I’m an outlier here- an engineer with 40 years experience with T1D. I’m skeptical about complex technology reliability but more skeptical about anything that is simple technologically being a larger cause of application failures than human factors.
This tech is less complex than a cellphone, simpler than a programmable thermostat and a heat pump system. Instead of keeping the indoor temperature in a comfortable range by cycling between chill/idle/heat, it tries to keep glucose within a comfortable range by cycling a insulin pump on and off. It’s smaller with a glitzier UI, but it’s not new technology, just repackaging.
A CGM sensor is a wire with a coating that uses the same kind of electrochemical reaction as a blood glucose meter. The “transmitter” is a one or two chip integrated AD converter and BT transmitter. The probability of either being defective as shipped is much less than 1%. Both are simple enough to be tested 100% before shipping, and are. They can be damaged during transit by extreme, prolonged heat or cold
In comparison, the probability of a skin site everr being bruised, bleeding, or scarred in the interstitial layer or an inserted wire being moved within the interstial layer after insertion is much greater. Insulin flow is a larger molecule than glucose. Except for being slower, insulin flow in the interstitial layer to capillaries for basal delivery is nearly identical to glucose flow from capillaries to sensor wires. Glucose has the easier job.

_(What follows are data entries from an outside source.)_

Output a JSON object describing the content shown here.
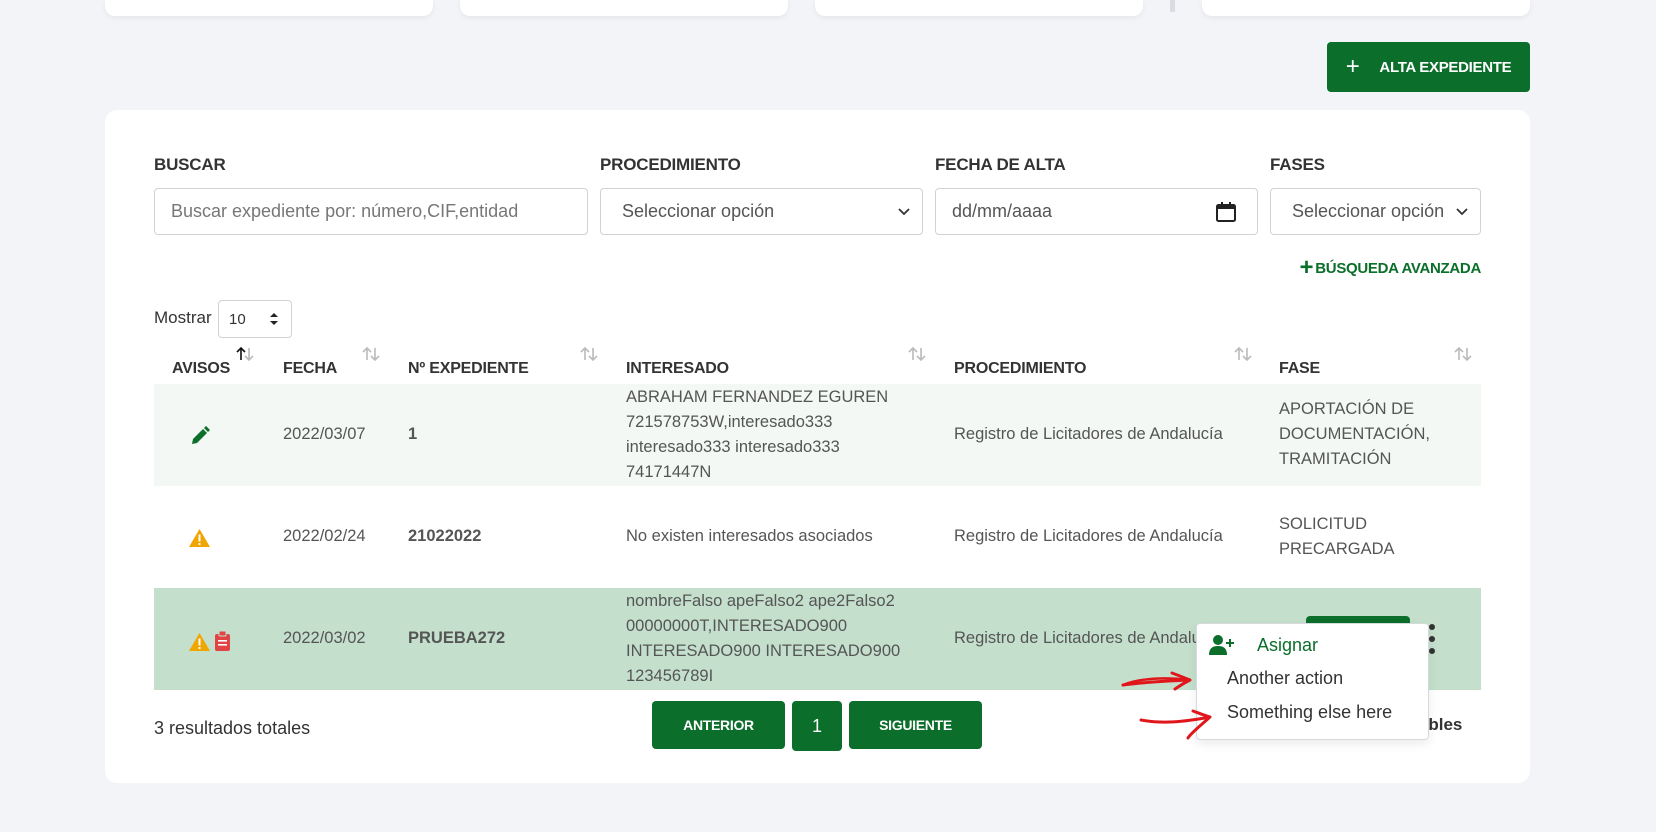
{
  "header": {
    "alta_label": "ALTA EXPEDIENTE"
  },
  "filters": {
    "buscar_label": "BUSCAR",
    "buscar_placeholder": "Buscar expediente por: número,CIF,entidad",
    "procedimiento_label": "PROCEDIMIENTO",
    "procedimiento_value": "Seleccionar opción",
    "fecha_label": "FECHA DE ALTA",
    "fecha_value": "dd/mm/aaaa",
    "fases_label": "FASES",
    "fases_value": "Seleccionar opción",
    "advanced_label": "BÚSQUEDA AVANZADA"
  },
  "mostrar": {
    "label": "Mostrar",
    "value": "10"
  },
  "table": {
    "headers": [
      "AVISOS",
      "FECHA",
      "Nº EXPEDIENTE",
      "INTERESADO",
      "PROCEDIMIENTO",
      "FASE"
    ],
    "rows": [
      {
        "avisos": [
          "pencil-icon"
        ],
        "fecha": "2022/03/07",
        "expediente": "1",
        "interesado": [
          "ABRAHAM FERNANDEZ EGUREN",
          "721578753W,interesado333",
          "interesado333 interesado333",
          "74171447N"
        ],
        "procedimiento": "Registro de Licitadores de Andalucía",
        "fase": [
          "APORTACIÓN DE",
          "DOCUMENTACIÓN,",
          "TRAMITACIÓN"
        ]
      },
      {
        "avisos": [
          "warning-icon"
        ],
        "fecha": "2022/02/24",
        "expediente": "21022022",
        "interesado": [
          "No existen interesados asociados"
        ],
        "procedimiento": "Registro de Licitadores de Andalucía",
        "fase": [
          "SOLICITUD",
          "PRECARGADA"
        ]
      },
      {
        "avisos": [
          "warning-icon",
          "clipboard-icon"
        ],
        "fecha": "2022/03/02",
        "expediente": "PRUEBA272",
        "interesado": [
          "nombreFalso apeFalso2 ape2Falso2",
          "00000000T,INTERESADO900",
          "INTERESADO900 INTERESADO900",
          "123456789I"
        ],
        "procedimiento": "Registro de Licitadores de Andalucía",
        "fase": []
      }
    ]
  },
  "footer": {
    "results": "3 resultados totales",
    "prev": "ANTERIOR",
    "page": "1",
    "next": "SIGUIENTE",
    "visibles": "visibles"
  },
  "dropdown": {
    "items": [
      "Asignar",
      "Another action",
      "Something else here"
    ]
  },
  "colors": {
    "accent": "#0b6e2a",
    "selected_row": "#c4dfcc",
    "striped_row": "#f3f8f4",
    "warning": "#f0a500",
    "danger": "#e04444"
  }
}
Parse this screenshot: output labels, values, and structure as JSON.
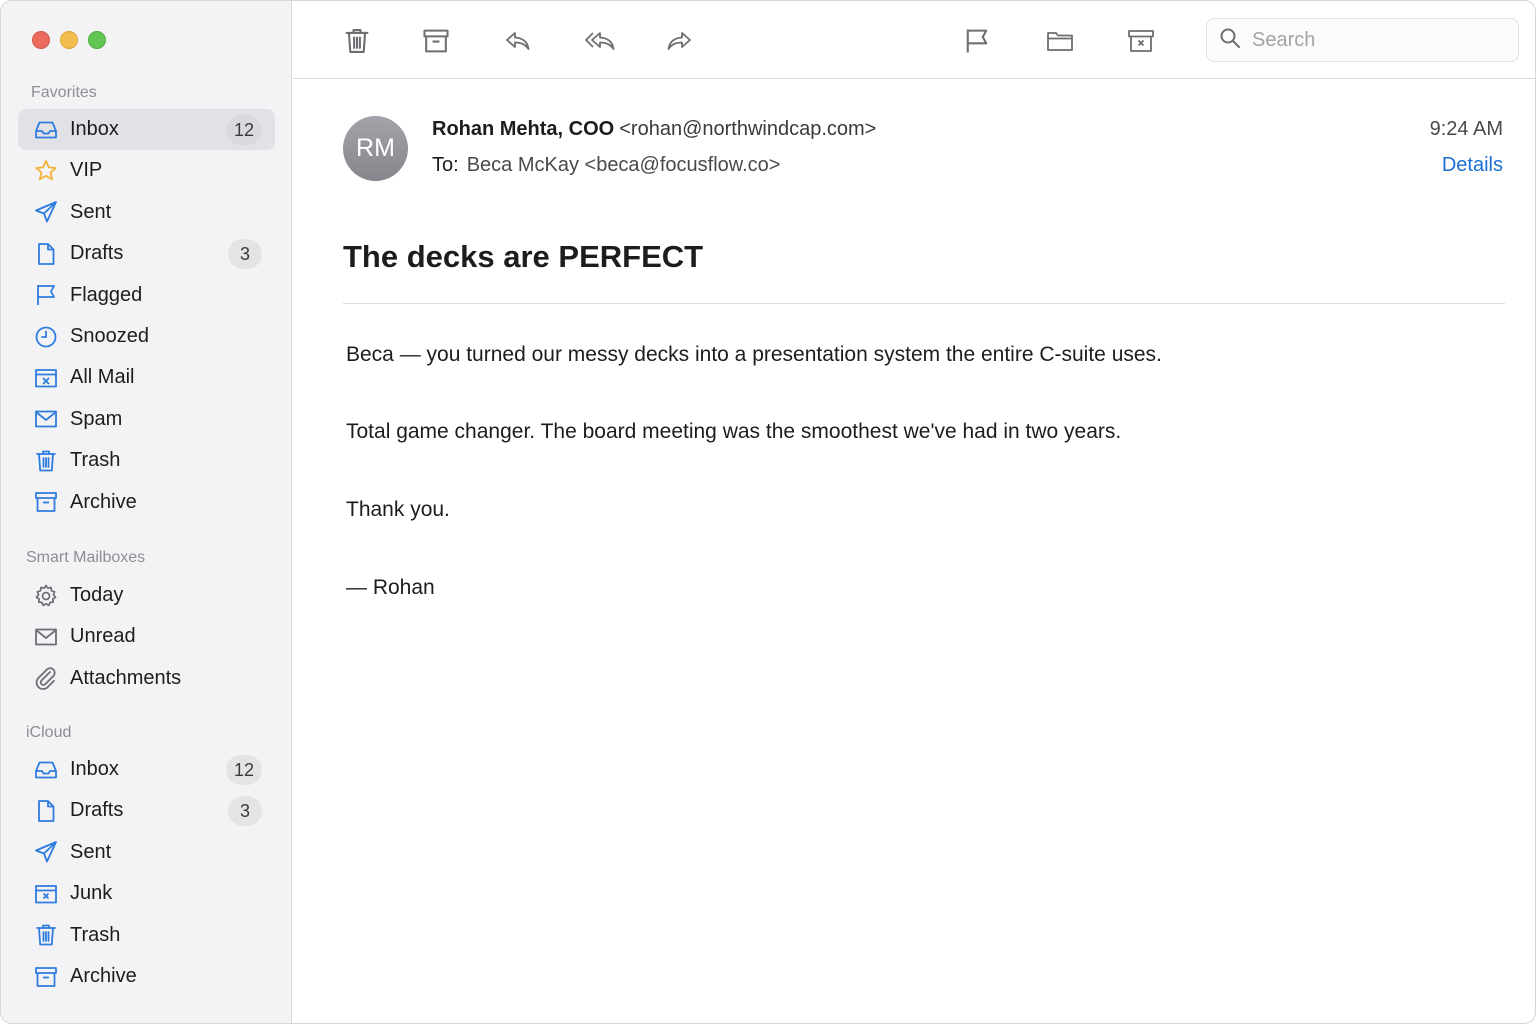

I’ve done MDI +3x/day on average for 44 years. I know that I have injection sites that work poorly and I automatically avoided them or used longer or shorter needles - until I started using a CGM and pump and temporarly forgot what I learned. Once I remembered, I was able to start systematically mapping out my good sites, using this chart. https://usercontent.one/wp/www.bubblan.org/wp-content/uploads/2021/08/ijectionsites.png?media=1670715774
I had a much higher failure rate with plastic cannulas than with steel even though I utilized secondary strain relief. The steel cannulas eliminated one variable. If I had a “bad infusion site” I could move the cannula to the last known good site. Invariably the relocated system worked normally. Nearly every time I’ve used a known good infusion site for CGM sensor placement, it has been problem-free.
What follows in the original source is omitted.